A large body of evidence has indicated that the phasic responses of midbrain dopamine neurons show a remarkable similarity to a type of teaching signal (temporal difference (TD) error) used in machine learning. However, previous studies failed to observe a key prediction of this algorithm: that when an agent associates a cue and a reward that are separated in time, the timing of dopamine signals should gradually move backward in time from the time of the reward to the time of the cue over multiple trials. Here we demonstrate that such a gradual shift occurs both at the level of dopaminergic cellular activity and dopamine release in the ventral striatum in mice. Our results establish a long-sought link between dopaminergic activity and the TD learning algorithm, providing fundamental insights into how the brain associates cues and rewards that are separated in time.

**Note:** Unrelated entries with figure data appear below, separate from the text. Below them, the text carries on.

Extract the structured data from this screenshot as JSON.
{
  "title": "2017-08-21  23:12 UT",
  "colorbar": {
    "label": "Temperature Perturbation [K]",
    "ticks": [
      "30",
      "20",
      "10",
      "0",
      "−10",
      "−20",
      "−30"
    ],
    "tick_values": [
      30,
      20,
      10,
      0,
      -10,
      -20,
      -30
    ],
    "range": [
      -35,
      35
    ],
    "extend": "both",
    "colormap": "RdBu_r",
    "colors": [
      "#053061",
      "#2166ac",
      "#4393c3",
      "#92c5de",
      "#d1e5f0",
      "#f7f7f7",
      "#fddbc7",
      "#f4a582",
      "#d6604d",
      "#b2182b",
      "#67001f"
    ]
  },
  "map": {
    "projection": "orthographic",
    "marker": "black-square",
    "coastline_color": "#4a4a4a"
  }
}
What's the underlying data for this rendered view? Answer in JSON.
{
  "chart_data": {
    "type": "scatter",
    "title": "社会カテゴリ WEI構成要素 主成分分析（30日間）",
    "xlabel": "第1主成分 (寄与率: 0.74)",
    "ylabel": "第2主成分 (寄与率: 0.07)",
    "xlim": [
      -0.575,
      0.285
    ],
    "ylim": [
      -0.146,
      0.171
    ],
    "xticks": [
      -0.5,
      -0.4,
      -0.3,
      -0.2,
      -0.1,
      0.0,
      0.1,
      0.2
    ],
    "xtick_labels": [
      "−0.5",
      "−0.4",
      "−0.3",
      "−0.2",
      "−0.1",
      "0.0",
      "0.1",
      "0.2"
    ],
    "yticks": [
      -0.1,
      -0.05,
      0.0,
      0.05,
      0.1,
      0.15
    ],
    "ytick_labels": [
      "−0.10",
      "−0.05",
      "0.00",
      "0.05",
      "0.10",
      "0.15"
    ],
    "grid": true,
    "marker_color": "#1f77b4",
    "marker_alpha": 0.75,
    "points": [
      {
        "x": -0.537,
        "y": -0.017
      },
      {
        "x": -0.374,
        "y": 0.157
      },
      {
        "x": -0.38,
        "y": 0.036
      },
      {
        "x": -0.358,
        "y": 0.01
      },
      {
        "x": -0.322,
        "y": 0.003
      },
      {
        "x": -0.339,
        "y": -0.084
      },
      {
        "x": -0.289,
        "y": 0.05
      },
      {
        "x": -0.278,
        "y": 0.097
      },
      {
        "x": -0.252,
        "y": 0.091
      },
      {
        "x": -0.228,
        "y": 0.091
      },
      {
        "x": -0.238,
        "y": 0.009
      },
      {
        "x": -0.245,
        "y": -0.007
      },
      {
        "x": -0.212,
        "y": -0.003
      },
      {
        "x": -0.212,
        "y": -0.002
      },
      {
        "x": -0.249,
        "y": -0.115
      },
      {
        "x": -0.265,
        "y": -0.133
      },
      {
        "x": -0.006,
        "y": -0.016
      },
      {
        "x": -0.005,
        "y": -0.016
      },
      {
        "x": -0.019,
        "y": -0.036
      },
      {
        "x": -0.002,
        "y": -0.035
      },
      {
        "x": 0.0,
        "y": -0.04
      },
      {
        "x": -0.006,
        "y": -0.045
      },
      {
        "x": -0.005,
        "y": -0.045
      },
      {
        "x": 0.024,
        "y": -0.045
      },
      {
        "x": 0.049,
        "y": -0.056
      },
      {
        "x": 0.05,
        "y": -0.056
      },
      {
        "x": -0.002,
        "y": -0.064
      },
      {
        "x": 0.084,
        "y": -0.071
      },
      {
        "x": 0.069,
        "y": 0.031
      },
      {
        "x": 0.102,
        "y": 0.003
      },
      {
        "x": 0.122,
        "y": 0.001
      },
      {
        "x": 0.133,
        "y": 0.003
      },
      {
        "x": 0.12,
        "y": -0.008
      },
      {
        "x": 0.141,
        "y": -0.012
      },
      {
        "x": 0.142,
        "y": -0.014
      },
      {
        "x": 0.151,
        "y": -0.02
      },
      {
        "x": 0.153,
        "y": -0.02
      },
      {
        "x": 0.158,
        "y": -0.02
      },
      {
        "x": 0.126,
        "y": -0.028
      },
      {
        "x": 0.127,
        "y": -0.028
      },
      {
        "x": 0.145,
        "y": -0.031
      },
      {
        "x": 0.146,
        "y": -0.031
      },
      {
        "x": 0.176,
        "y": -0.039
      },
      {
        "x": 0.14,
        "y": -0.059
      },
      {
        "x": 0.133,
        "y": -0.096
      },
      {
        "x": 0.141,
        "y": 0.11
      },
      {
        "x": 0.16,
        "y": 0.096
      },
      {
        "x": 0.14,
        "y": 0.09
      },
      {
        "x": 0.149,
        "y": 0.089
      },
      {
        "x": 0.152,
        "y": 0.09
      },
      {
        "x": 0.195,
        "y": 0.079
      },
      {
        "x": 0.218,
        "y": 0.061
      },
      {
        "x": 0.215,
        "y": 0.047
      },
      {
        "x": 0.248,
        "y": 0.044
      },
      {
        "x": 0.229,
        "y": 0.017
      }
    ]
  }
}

大量证据表明,中脑多巴胺神经元的相位反应与机器学习中使用的一种教学信号(时间差分 (TD) 误差)非常相似。然而,之前的研究未能观察到该算法的一个关键预测:当一个代理将提示和奖励关联起来,而奖励和提示在时间上是分开的,那么多巴胺信号的时间应该在多个试验中从奖励时间逐渐向后移动到提示时间。在这里,我们证明了这种逐渐的转变既发生在小鼠腹侧纹状体的多巴胺能细胞活动水平上,也发生在多巴胺释放水平上。我们的结果在多巴胺能活动和 TD 学习算法之间建立了长期以来寻求的联系,为大脑如何将时间上分开的提示和奖励联系起来提供了基本的见解。